Washington — A breast implant scandal in France has rekindled a push to create a U.S national registry to track patients who have received the devices, Reuters reports.
A registry would provide information on the number of implant complications — such as rupture or infection — that occur over time.
The scandal involved French company Poly Implant Prothese (PIP), which used industrial grade instead of medical grade silicone to make implants that were surgically placed in some 300,000 women worldwide.

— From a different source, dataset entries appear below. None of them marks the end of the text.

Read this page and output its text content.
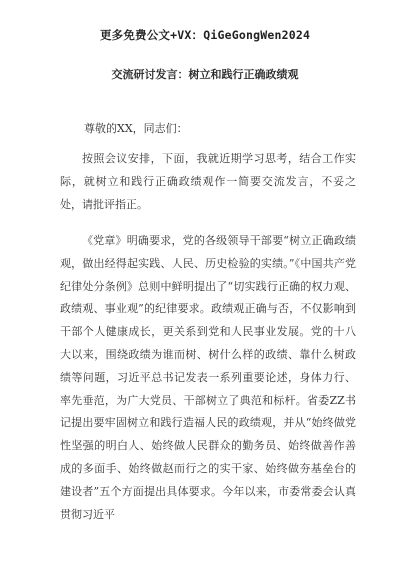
更多免费公文+VX：QiGeGongWen2024
交流研讨发言：树立和践行正确政绩观
尊敬的XX，同志们：
按照会议安排，下面，我就近期学习思考，结合工作实际，就树立和践行正确政绩观作一简要交流发言，不妥之处，请批评指正。
《党章》明确要求，党的各级领导干部要“树立正确政绩观，做出经得起实践、人民、历史检验的实绩。”《中国共产党纪律处分条例》总则中鲜明提出了“切实践行正确的权力观、政绩观、事业观”的纪律要求。政绩观正确与否，不仅影响到干部个人健康成长，更关系到党和人民事业发展。党的十八大以来，围绕政绩为谁而树、树什么样的政绩、靠什么树政绩等问题，习近平总书记发表一系列重要论述，身体力行、率先垂范，为广大党员、干部树立了典范和标杆。省委ZZ书记提出要牢固树立和践行造福人民的政绩观，并从“始终做党性坚强的明白人、始终做人民群众的勤务员、始终做善作善成的多面手、始终做赵而行之的实干家、始终做夯基垒台的建设者”五个方面提出具体要求。今年以来，市委常委会认真贯彻习近平
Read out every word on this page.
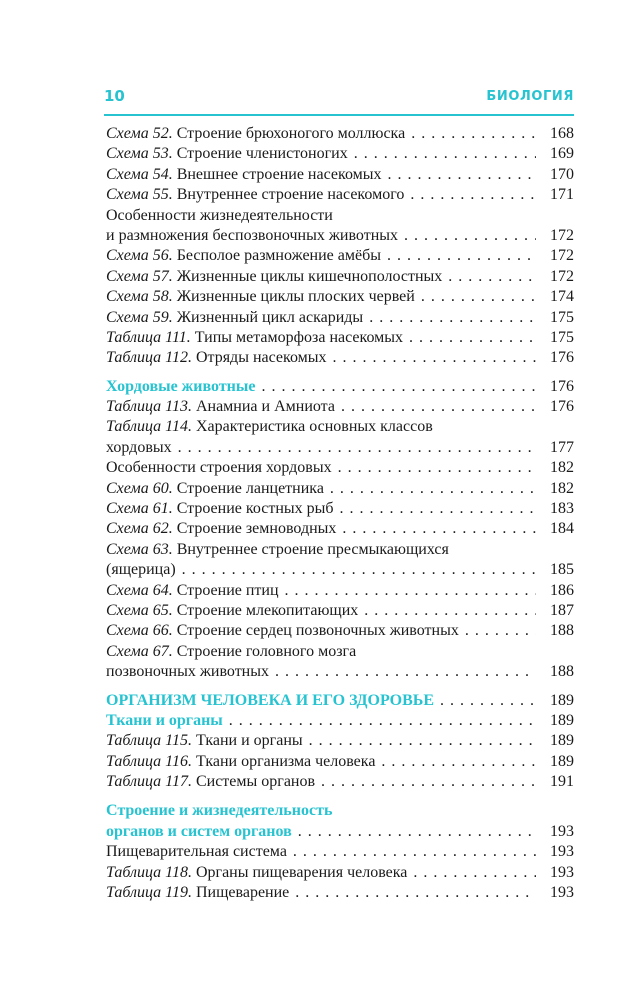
10	БИОЛОГИЯ
Схема 52. Строение брюхоногого моллюска . . .	168
Схема 53. Строение членистоногих . . .	169
Схема 54. Внешнее строение насекомых . . .	170
Схема 55. Внутреннее строение насекомого . . .	171
Особенности жизнедеятельности
и размножения беспозвоночных животных . . .	172
Схема 56. Бесполое размножение амёбы . . .	172
Схема 57. Жизненные циклы кишечнополостных . . .	172
Схема 58. Жизненные циклы плоских червей . . .	174
Схема 59. Жизненный цикл аскариды . . .	175
Таблица 111. Типы метаморфоза насекомых . . .	175
Таблица 112. Отряды насекомых . . .	176
Хордовые животные . . .	176
Таблица 113. Анамниа и Амниота . . .	176
Таблица 114. Характеристика основных классов
хордовых . . .	177
Особенности строения хордовых . . .	182
Схема 60. Строение ланцетника . . .	182
Схема 61. Строение костных рыб . . .	183
Схема 62. Строение земноводных . . .	184
Схема 63. Внутреннее строение пресмыкающихся
(ящерица) . . .	185
Схема 64. Строение птиц . . .	186
Схема 65. Строение млекопитающих . . .	187
Схема 66. Строение сердец позвоночных животных . . .	188
Схема 67. Строение головного мозга
позвоночных животных . . .	188
ОРГАНИЗМ ЧЕЛОВЕКА И ЕГО ЗДОРОВЬЕ . . .	189
Ткани и органы . . .	189
Таблица 115. Ткани и органы . . .	189
Таблица 116. Ткани организма человека . . .	189
Таблица 117. Системы органов . . .	191
Строение и жизнедеятельность
органов и систем органов . . .	193
Пищеварительная система . . .	193
Таблица 118. Органы пищеварения человека . . .	193
Таблица 119. Пищеварение . . .	193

The French government has advised the 30,000 women in France who received the implants to have them removed, while governments in several other countries — the U.K. and Brazil among them — have issued advisories that women visit their doctors for checks.
Reuters quotes Diana Zuckerman, president of the National Research Center for Women & Families, as saying, “If we had had registries, we would have known years ago if it’s true that PIP implants break sooner. We would have known if Mentor ones break sooner or later than Allergan’s,” she added, referring to the two largest makers of the devices.

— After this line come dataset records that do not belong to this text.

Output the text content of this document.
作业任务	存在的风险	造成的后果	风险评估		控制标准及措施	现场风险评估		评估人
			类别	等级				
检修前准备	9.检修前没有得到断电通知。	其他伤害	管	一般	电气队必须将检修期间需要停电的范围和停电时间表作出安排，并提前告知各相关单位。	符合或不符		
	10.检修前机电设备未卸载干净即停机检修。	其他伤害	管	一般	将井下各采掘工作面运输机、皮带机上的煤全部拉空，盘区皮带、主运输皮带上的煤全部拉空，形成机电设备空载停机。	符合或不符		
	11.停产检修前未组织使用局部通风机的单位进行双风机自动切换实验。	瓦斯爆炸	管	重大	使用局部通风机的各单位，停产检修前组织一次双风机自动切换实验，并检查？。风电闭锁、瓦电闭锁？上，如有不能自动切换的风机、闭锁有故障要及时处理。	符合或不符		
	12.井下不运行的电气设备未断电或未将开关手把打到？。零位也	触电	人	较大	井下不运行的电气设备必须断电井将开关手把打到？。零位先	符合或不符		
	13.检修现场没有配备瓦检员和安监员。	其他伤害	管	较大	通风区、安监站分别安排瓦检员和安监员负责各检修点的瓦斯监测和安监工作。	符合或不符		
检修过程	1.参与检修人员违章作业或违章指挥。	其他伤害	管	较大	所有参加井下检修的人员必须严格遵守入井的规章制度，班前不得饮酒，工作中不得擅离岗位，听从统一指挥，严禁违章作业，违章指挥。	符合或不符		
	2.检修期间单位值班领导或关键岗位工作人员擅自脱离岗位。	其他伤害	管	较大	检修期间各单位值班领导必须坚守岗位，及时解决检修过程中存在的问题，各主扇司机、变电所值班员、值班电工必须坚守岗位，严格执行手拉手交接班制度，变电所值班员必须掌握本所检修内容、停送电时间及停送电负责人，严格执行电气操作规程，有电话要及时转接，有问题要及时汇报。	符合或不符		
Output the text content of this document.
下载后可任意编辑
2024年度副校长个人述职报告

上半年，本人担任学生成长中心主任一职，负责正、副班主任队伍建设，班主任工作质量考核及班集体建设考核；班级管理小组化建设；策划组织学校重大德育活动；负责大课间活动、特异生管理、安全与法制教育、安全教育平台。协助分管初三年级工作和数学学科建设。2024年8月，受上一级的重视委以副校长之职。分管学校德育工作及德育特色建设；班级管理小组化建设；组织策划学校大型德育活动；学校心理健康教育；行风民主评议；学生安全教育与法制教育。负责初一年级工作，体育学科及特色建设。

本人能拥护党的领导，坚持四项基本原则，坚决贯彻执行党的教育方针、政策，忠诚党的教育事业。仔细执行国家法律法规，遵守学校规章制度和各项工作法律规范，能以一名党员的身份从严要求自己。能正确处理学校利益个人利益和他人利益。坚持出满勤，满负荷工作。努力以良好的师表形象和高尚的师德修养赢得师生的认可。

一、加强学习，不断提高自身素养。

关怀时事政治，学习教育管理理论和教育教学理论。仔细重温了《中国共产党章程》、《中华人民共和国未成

Since allowing silicone implants back on the market in 2006 after banning them 14 years earlier, the Food and Drug Administration has relied on company-funded efforts to track implant safety. The agency’s approval for Allergan and Johnson & Johnson’s Mentor unit to again market silicone implants in the United States was conditional on the companies each following 40,000 women who received the implants for 10 years, as well as extending smaller preapproval studies.
As of August, Allergan said it had only collected two-year data for 60 percent of participants, while Mentor only had three-year data for 21 percent, Reuters reports.
Consumer and patient groups have criticized the two companies for failing to meet the goals and have asked the FDA to revoke Mentor’s marketing approval and to force Allergan to conduct further studies.
Mentor and Allergan both expressed support for a registry at an FDA meeting in August. But the companies, physicians and regulators have so far failed to reach an agreement over who would pay for the registry, how information would remain private and whether participation would be mandatory.
Reuters reports that so far, the companies’ studies have found similar rates of complications such as rupture and hardening of the devices, and no apparent link between silicone implants and connective tissue disease, breast cancer or reproductive problems. The FDA says the low level of patient participation renders these findings inconclusive.